# The George Clooney Effect?



## EllisRedding (Apr 10, 2015)

This article was written earlier this year so it may have been discussed already. Summary:

- There's a strategic advantage for women to nab a man who's a little bit older — he's had more time to accumulate resources than younger guys. Plus, he's probably had the chance to gain some emotional stability. 

- A 2010 study lead by Fhionna Moore at the University of Dundee in Scotland found that as women become more financially independent, their taste skews toward older — and better-looking — men. 



> "We'd assumed that as women earn more, their partner preferences would actually become more like those of men, with a tendency towards preferring younger, more attractive partners rather than those who can provide and care for children," Moore said in a statement. "We think this suggests greater financial independence gives women more confidence in partner choices, and attracts them to powerful, attractive older men."

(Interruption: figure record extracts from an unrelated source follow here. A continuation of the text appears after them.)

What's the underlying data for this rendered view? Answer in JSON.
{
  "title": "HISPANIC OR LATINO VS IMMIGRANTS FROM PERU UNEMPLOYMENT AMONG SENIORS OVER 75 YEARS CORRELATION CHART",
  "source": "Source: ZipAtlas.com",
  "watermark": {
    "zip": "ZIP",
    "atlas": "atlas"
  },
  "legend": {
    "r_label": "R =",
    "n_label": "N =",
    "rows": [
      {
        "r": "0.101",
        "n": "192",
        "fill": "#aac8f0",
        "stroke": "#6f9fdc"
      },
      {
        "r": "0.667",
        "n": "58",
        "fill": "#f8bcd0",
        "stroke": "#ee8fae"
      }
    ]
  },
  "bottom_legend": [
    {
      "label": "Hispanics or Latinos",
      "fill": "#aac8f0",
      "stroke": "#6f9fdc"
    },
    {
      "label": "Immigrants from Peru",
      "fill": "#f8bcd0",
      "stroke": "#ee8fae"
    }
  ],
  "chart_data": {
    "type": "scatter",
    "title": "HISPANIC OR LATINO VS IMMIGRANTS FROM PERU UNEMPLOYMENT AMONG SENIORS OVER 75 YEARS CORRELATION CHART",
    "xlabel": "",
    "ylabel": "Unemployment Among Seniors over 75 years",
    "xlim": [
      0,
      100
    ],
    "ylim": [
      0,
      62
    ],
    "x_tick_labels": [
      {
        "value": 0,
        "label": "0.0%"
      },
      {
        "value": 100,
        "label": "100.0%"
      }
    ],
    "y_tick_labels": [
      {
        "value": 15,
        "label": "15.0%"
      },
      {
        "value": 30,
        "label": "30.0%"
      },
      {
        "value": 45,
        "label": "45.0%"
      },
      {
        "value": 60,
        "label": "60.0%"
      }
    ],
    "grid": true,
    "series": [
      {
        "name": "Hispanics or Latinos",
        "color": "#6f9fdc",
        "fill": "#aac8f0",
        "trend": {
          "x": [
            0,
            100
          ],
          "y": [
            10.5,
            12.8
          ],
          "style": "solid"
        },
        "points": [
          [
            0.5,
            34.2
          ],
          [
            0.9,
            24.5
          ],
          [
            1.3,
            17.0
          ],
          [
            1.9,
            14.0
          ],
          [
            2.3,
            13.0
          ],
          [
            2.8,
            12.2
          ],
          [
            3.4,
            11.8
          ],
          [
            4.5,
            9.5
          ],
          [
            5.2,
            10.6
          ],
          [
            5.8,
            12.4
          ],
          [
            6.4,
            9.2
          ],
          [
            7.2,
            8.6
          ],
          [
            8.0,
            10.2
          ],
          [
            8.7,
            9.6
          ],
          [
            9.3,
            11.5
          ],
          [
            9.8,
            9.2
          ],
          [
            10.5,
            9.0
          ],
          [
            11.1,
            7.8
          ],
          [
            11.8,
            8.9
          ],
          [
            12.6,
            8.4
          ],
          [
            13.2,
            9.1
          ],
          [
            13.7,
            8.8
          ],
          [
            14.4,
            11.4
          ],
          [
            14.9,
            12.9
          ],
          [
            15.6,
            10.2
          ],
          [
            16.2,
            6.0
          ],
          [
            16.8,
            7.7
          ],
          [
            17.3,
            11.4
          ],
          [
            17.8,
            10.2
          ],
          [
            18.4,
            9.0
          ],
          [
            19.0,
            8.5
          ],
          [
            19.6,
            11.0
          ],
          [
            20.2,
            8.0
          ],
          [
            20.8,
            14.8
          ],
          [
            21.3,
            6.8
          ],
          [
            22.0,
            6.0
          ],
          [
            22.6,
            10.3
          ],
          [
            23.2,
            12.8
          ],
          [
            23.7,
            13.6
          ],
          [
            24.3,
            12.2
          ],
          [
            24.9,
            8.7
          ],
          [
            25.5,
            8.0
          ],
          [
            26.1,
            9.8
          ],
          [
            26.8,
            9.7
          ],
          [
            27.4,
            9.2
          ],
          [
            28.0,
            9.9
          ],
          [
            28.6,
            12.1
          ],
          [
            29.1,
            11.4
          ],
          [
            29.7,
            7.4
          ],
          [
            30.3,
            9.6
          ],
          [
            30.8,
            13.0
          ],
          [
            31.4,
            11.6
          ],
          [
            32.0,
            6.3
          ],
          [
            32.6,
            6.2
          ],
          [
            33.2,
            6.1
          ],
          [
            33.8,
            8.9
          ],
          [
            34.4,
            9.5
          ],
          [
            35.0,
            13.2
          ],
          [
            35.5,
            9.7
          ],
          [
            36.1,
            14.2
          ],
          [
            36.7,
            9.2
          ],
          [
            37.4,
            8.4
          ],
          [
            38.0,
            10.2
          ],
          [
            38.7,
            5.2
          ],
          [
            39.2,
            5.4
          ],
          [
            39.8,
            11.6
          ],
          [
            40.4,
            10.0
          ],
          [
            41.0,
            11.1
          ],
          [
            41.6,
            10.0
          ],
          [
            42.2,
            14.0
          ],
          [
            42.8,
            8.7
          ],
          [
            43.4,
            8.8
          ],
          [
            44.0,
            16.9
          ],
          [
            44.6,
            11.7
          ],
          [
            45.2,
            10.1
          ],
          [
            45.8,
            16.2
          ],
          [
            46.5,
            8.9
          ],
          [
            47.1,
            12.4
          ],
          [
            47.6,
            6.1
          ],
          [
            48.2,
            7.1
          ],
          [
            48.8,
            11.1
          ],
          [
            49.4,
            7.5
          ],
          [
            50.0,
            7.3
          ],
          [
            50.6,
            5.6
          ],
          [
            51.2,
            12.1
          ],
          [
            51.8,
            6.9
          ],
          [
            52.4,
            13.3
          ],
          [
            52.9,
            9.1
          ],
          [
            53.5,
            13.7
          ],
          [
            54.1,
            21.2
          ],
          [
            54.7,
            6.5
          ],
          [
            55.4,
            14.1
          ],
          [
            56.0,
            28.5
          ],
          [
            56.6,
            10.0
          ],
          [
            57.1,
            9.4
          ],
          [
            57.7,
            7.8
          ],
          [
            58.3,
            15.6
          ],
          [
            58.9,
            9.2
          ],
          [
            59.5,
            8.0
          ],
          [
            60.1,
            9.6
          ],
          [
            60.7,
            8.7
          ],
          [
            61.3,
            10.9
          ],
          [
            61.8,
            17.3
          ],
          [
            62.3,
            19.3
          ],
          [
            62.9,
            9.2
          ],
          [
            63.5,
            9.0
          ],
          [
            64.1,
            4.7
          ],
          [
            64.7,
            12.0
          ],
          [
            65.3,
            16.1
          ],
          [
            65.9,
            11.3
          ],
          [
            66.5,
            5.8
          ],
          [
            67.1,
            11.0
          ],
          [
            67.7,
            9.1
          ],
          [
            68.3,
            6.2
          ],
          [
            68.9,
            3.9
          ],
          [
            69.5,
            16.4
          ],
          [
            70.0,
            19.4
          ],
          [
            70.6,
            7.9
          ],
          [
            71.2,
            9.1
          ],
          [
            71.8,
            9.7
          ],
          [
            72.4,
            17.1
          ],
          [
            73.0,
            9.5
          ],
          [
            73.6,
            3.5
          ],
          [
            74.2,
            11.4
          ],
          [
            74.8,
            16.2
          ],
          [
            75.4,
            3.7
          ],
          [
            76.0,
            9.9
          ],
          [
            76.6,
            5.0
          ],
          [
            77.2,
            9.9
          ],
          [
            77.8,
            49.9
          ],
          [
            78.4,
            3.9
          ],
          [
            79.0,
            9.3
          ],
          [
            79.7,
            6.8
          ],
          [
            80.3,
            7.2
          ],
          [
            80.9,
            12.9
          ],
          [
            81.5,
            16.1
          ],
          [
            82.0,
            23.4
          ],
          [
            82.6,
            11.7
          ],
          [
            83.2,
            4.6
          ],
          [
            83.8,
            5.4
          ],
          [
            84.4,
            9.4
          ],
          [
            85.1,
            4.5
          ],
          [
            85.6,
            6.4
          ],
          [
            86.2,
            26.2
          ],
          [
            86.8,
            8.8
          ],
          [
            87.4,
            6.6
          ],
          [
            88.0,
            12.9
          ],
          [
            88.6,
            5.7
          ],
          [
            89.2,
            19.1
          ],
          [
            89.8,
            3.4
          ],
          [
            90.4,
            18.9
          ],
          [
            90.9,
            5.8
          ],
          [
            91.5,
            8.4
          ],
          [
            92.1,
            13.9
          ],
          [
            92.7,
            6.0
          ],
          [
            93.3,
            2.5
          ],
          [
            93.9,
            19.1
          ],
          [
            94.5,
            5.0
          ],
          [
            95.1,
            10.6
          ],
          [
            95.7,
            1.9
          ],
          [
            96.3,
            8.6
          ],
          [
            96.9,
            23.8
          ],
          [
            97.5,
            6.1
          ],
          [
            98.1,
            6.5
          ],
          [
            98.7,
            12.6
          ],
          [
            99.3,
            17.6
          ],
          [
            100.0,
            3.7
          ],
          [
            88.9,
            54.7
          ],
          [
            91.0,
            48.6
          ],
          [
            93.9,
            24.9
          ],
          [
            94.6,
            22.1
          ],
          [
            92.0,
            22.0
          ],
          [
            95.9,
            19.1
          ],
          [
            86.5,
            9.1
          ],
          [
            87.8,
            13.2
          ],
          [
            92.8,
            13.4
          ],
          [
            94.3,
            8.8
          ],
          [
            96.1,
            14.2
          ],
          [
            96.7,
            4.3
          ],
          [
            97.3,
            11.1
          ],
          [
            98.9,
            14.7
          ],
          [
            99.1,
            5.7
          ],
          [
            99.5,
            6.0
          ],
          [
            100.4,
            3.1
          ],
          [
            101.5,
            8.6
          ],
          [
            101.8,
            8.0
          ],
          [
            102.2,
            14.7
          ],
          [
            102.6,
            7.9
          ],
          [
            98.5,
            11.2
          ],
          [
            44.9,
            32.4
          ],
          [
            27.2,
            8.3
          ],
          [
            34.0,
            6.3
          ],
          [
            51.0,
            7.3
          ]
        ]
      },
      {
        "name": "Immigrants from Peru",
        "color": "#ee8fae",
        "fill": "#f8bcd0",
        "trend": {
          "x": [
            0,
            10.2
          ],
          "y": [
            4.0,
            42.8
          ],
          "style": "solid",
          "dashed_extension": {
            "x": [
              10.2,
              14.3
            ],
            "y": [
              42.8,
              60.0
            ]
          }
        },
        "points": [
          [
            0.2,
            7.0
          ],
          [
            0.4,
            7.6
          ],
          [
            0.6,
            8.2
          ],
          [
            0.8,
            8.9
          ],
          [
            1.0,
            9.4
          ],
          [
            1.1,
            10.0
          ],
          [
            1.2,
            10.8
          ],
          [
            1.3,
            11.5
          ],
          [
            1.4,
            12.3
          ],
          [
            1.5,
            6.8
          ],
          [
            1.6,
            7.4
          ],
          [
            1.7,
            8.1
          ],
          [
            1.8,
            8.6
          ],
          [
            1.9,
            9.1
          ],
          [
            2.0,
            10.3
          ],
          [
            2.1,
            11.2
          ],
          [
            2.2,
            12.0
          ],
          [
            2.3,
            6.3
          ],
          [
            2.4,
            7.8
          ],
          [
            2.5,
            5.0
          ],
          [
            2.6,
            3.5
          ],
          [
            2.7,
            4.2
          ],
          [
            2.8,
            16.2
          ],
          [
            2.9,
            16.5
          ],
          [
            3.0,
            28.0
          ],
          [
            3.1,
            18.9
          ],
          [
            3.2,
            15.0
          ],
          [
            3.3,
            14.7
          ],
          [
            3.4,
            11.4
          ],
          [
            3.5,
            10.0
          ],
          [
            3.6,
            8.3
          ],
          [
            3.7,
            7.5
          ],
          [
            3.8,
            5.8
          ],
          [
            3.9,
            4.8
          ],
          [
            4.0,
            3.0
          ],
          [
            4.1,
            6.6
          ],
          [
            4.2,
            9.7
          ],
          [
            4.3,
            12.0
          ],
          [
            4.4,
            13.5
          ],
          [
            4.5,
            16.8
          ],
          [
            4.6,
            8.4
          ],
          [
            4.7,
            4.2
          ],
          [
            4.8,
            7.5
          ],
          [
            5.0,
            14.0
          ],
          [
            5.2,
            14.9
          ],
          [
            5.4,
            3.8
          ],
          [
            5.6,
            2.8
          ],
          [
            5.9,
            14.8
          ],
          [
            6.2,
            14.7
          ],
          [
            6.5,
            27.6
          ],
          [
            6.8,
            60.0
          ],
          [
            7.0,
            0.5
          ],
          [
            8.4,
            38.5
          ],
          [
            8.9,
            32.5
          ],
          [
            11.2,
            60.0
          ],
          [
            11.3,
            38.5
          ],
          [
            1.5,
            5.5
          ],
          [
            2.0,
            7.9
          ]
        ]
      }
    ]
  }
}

George Clooney Effect, attraction and age - Business Insider

If accurate (just posting what the article stated, and yes, obviously it does not mean that ever woman wants an older man), it does bring up an interesting question. If younger women are drawn to older men, and older/more financially independent women are drawn to older men, where does this leave younger men?


----------



## nirvana (Jul 2, 2012)

Define older and define younger.

Older can mean older than oneself. I think most women in their teens and 20s like men who are a few years older. Not old enough to be their dads.
Older women who are attracted to younger men, I believe are mothering those guys. The psychology is interesting.


----------



## Blondilocks (Jul 4, 2013)

My instinct says that teen girls and women in their early twenties like older guys because they are more established. Older, financially independent women like older men for a variety of reasons - maturity being in the top.

Older women go after younger men for the same reasons older men go after younger women. Insecurity about aging and sex.


----------